Eastern Europe Goes South?
Political Capital co-organized a public event with the Institute for Human Sciences (IWM) and Erste Foundation, and the Center for European Neighbourhood Studies (CENS), bearing the title ’Eastern Europe Goes South?’. The two main topics the panel discussions focused on were Hungary’s and Central Eastern Europe’s role in the Balkans and the Western Balkans’ EU accession perspectives.
Péter Balázs, Director, Central European University, Center for European Neighborhood Studies (CENS); Ivan Krastev, Permanent Fellow, IWM; Péter Krekó, Director, Political Capital Institute; Europe’s Futures Fellow, IWM/ERSTE Foundation; Valerie Hopkins, Financial Times
The first discussion’s main topic was the interests of Central Eastern Europe in the Western Balkans. The participants of the panel were Péter Balázs, Director of CENS, Ivan Krastev, Permanent Fellow of IWM, Péter Krekó, Director of Political Capital Institute; Europe’s Futures Fellow, IWM/ERSTE Foundation and moderated by Valerie Hopkins, a journalist at Financial Times. The speakers discussed the role model PM Orbán serves as for an increasing number of Western Balkans countries, as he is perceived as an insider of the elite club, who winks out at the outsiders desperately waiting for the entry. What these outsider states see is, that a given country only has to comply with EU rules, values, and norms until it is accepted as a club member; afterward, its leaders are free to do whatever they please. The speakers also pointed out that the overall EU accession deadline is fading away at the horizon, as the widespread support for it within the EU both on the level of the elites and the population declined tremendously. The means, patterns, and goals of Hungarian influence-seeking in the region were discussed as well.
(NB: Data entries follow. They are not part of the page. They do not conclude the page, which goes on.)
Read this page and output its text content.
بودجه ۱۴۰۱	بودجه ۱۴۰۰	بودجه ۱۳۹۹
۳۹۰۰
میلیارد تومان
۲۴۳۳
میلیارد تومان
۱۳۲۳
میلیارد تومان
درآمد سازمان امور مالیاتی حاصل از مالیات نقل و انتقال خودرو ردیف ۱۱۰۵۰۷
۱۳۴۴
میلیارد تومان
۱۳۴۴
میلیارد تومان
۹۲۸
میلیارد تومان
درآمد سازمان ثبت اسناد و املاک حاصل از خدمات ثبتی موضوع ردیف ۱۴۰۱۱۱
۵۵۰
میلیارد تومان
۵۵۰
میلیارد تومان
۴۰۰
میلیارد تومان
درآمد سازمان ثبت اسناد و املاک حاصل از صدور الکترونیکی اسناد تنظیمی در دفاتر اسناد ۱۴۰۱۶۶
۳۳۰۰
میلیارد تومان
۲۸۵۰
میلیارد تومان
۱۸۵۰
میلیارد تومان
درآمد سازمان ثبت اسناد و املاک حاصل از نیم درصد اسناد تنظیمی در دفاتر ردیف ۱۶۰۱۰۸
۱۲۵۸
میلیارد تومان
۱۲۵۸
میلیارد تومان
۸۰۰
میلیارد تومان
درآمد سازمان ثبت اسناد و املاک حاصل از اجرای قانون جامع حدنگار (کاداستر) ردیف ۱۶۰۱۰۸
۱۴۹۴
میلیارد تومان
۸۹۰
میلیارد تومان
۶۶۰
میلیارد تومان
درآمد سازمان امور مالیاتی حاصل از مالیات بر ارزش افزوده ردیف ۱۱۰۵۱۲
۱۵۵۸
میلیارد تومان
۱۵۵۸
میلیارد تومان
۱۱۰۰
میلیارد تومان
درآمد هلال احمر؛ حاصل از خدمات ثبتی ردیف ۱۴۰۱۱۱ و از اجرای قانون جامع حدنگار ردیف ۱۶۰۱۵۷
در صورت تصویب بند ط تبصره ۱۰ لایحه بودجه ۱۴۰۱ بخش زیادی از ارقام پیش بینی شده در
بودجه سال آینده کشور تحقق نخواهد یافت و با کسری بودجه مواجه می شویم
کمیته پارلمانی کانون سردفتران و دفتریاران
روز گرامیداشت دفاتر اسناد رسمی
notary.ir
Ivan Vejvoda, Permanent Fellow, Institute for Human Sciences (IWM); József Pandur, former Ambassador of Hungary to Belgrade and to Sarajevo; Corina Stratulat, Head of European Politics and Institutions Programme and Senior Policy Analyst, European Policy Centre; Péter Krekó, Political Capital; Europe’s Futures Fellow, IWM/ERSTE Foundation
The second panel’s speakers were József Pandur, former Ambassador of Hungary to Belgrade and Sarajevo, Corina Stratulat, Senior Policy Analyst at the European Policy Centre, and Ivan Vejvoda, Permanent Fellow at the Institute for Human Sciences. It was moderated by Péter Krekó. This discussion focused primarily on the Western Balkan countries’ possible accession process, what went wrong, what could have been done differently and what perspectives lie ahead in case of either the completion or the incompletion of the accession process.
The event was held with a full house, with more than a hundred guests, including distinguished visitors from the diplomatic representations of Albania, Belgium, Canada, the Czech Republic, Denmark, Finland, France, Germany, Greece, Italy, Mexico, Montenegro, the Netherlands, Norway, Lithuania, Romania, Serbia, and Spain. The level of representation of these embassies was the following:
2 Ambassadors (Denmark, Germany)
3 Deputy Heads of Mission (Belgium, the Czech Republic, Norway)
1 First secretary (Romania)
2 Minister Counsellor (Lithuania, Serbia)
1 First Councellor (Canada)
1 Political attaché (Italy)
2 Political advisor (Finland, Spain)
1 Policy Officer (the Netherlands)
5 representatives of unkown position (Albania, France, Greece, Mexico, Montenegro).
Besides the diplomatic representatives, former MEP, Ambassador and currently Vice-Resident of the Hungarian Atlantic Council István Szent-Iványi, many university professors, journalists and students attended the event.